Market divergence: optimism and uncertainty coexist
Current oil price trends reflect a tug-of-war between two very different scenarios. Goldman Sachs estimates that if Persian Gulf exports fall by 15 million barrels/day for 30 days, Brent could drop to $72-$76/barrel; if a similar disruption continues for 60 days, prices might stabilize at $89-$93/barrel — still well above pre-war levels.
Thu Lan Nguyen, head of commodities and FX research at Deutsche Bank, said: "Everything depends on how the Iran situation unfolds. If the war ends within two weeks, I expect oil prices to fall further."
However, ceasefire prospects remain highly uncertain.

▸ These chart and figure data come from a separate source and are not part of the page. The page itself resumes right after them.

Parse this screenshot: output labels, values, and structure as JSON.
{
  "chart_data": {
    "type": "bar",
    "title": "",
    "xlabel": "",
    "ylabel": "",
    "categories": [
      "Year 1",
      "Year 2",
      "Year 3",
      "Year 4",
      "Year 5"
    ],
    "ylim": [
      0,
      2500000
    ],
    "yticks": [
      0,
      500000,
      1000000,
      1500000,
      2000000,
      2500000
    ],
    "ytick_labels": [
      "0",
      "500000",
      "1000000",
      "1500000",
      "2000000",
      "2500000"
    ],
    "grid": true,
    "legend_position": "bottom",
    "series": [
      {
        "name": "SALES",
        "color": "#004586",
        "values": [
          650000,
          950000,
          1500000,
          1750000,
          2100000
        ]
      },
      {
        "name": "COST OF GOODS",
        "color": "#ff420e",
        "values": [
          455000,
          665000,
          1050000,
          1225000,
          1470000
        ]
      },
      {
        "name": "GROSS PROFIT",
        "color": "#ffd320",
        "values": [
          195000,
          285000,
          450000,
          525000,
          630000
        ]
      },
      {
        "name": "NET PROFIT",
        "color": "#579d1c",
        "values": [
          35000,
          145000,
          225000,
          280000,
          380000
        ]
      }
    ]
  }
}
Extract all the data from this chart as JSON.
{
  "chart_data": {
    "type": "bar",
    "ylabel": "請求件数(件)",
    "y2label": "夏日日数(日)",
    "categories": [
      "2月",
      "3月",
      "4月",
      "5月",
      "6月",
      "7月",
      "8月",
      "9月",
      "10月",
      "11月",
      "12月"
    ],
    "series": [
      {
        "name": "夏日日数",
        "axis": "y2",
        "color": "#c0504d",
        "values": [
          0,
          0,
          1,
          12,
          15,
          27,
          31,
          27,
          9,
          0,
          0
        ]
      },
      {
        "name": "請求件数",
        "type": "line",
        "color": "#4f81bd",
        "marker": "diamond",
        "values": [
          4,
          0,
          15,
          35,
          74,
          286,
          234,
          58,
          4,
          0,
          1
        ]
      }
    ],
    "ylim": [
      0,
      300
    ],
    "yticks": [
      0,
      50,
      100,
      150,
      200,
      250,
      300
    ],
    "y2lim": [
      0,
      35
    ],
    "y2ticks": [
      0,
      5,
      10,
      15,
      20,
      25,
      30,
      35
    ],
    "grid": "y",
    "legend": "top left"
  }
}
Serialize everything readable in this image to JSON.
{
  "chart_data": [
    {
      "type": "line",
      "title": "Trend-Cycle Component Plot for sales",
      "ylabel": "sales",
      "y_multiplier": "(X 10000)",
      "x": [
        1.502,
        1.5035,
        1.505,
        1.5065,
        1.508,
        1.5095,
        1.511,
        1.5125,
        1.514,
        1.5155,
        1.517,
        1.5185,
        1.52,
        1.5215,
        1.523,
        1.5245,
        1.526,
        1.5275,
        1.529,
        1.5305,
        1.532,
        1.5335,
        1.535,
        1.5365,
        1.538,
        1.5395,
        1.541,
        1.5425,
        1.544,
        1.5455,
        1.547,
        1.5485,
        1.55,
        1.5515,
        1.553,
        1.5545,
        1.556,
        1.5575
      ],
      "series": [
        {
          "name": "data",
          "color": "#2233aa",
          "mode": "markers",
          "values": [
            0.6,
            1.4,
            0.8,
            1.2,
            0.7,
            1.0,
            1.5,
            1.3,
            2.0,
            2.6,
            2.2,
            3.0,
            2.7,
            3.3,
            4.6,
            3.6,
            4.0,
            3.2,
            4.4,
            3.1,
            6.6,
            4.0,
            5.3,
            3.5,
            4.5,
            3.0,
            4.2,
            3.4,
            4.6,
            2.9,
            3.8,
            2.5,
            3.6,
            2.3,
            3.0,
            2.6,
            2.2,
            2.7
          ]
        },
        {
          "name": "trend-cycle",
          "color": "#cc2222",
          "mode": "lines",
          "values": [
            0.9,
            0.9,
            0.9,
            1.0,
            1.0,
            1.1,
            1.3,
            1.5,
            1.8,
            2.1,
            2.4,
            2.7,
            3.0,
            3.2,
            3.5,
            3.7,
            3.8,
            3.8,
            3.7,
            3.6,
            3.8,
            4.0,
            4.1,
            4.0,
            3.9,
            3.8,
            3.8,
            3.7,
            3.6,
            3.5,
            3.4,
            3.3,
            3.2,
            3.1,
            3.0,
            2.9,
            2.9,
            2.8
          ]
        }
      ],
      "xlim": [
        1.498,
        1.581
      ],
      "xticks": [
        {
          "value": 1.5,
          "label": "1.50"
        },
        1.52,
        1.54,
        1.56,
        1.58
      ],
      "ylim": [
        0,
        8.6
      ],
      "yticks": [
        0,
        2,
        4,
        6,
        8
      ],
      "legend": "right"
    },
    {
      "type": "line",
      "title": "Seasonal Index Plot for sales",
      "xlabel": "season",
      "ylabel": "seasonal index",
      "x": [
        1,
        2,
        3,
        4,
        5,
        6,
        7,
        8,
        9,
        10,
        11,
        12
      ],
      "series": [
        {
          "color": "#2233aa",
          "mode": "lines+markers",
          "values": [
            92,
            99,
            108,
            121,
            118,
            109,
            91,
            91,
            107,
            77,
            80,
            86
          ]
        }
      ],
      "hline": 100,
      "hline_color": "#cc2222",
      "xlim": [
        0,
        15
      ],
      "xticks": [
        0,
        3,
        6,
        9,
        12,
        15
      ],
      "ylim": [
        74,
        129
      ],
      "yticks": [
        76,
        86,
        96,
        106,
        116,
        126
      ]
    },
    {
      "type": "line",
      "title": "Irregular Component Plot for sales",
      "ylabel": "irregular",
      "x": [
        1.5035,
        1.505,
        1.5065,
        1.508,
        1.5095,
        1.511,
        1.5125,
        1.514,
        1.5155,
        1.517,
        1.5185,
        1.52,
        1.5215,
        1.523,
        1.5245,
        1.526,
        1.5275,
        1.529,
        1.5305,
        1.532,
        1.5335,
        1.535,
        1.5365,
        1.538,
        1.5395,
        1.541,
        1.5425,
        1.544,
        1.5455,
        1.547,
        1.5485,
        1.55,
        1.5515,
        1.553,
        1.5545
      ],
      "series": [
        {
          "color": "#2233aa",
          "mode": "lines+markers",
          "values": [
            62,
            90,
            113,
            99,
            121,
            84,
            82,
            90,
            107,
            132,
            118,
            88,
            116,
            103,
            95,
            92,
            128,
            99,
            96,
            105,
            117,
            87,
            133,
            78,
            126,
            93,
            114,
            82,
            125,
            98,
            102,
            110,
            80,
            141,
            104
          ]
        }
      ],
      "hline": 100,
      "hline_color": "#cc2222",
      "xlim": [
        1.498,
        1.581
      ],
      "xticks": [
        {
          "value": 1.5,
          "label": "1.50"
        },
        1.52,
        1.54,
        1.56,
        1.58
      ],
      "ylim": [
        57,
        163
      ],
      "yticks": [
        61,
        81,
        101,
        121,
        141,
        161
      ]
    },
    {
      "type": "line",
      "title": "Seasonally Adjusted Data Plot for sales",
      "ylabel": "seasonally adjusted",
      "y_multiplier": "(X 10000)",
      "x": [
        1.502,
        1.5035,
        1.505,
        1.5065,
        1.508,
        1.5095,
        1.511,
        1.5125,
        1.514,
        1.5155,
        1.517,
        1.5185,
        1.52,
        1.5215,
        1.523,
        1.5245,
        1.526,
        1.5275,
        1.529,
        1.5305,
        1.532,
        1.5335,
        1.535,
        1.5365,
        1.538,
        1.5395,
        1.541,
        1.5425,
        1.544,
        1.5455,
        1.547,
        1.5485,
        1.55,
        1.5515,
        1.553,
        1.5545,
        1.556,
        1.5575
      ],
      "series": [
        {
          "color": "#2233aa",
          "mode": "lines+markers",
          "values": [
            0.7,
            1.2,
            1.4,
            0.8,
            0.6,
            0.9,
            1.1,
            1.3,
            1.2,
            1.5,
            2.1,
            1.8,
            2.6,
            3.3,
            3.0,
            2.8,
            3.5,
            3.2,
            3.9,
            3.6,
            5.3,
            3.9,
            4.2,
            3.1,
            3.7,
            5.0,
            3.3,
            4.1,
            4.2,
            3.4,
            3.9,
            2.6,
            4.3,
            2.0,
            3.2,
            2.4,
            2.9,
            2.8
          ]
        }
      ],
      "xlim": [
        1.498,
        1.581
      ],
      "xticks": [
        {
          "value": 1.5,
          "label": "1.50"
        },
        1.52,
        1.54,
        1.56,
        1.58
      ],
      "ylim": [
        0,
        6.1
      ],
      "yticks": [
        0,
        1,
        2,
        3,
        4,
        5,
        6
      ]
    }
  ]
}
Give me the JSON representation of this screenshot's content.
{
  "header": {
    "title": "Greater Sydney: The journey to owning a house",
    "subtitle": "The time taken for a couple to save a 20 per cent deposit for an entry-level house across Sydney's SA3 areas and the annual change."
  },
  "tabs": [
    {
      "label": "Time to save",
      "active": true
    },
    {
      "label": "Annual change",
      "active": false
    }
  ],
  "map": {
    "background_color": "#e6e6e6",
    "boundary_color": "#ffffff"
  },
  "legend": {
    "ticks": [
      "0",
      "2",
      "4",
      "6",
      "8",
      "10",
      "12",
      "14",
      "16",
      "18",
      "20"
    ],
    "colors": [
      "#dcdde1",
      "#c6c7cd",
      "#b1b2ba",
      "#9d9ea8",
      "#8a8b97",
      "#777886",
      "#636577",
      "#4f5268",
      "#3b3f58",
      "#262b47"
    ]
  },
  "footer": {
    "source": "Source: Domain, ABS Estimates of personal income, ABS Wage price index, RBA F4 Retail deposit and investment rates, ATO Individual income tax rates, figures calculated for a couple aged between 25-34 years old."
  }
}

On Tuesday, Trump also said he "won’t stop until the enemy is completely, decisively defeated." According to Xinhua, US Defense Secretary Hegseth said at a Pentagon briefing Tuesday that the day would be the "highest intensity" strike day in the operation, deploying the largest number of fighters and bombers for attacks on Iranian targets backed by "more precise and higher-quality intelligence than ever."
Andy Lipow, president of Lipow Oil Associates, takes a cautious view: “We need to observe how Iran responds to President Trump’s comments, and whether Iran will attack any oil infrastructure in the next few hours.”
Kenny Zhu, Global X research analyst, pointed out, "The Iran conflict remains a dynamically evolving event, with no clear sign of ending yet." When, and how, the Hormuz Strait disruption ends remains unresolved.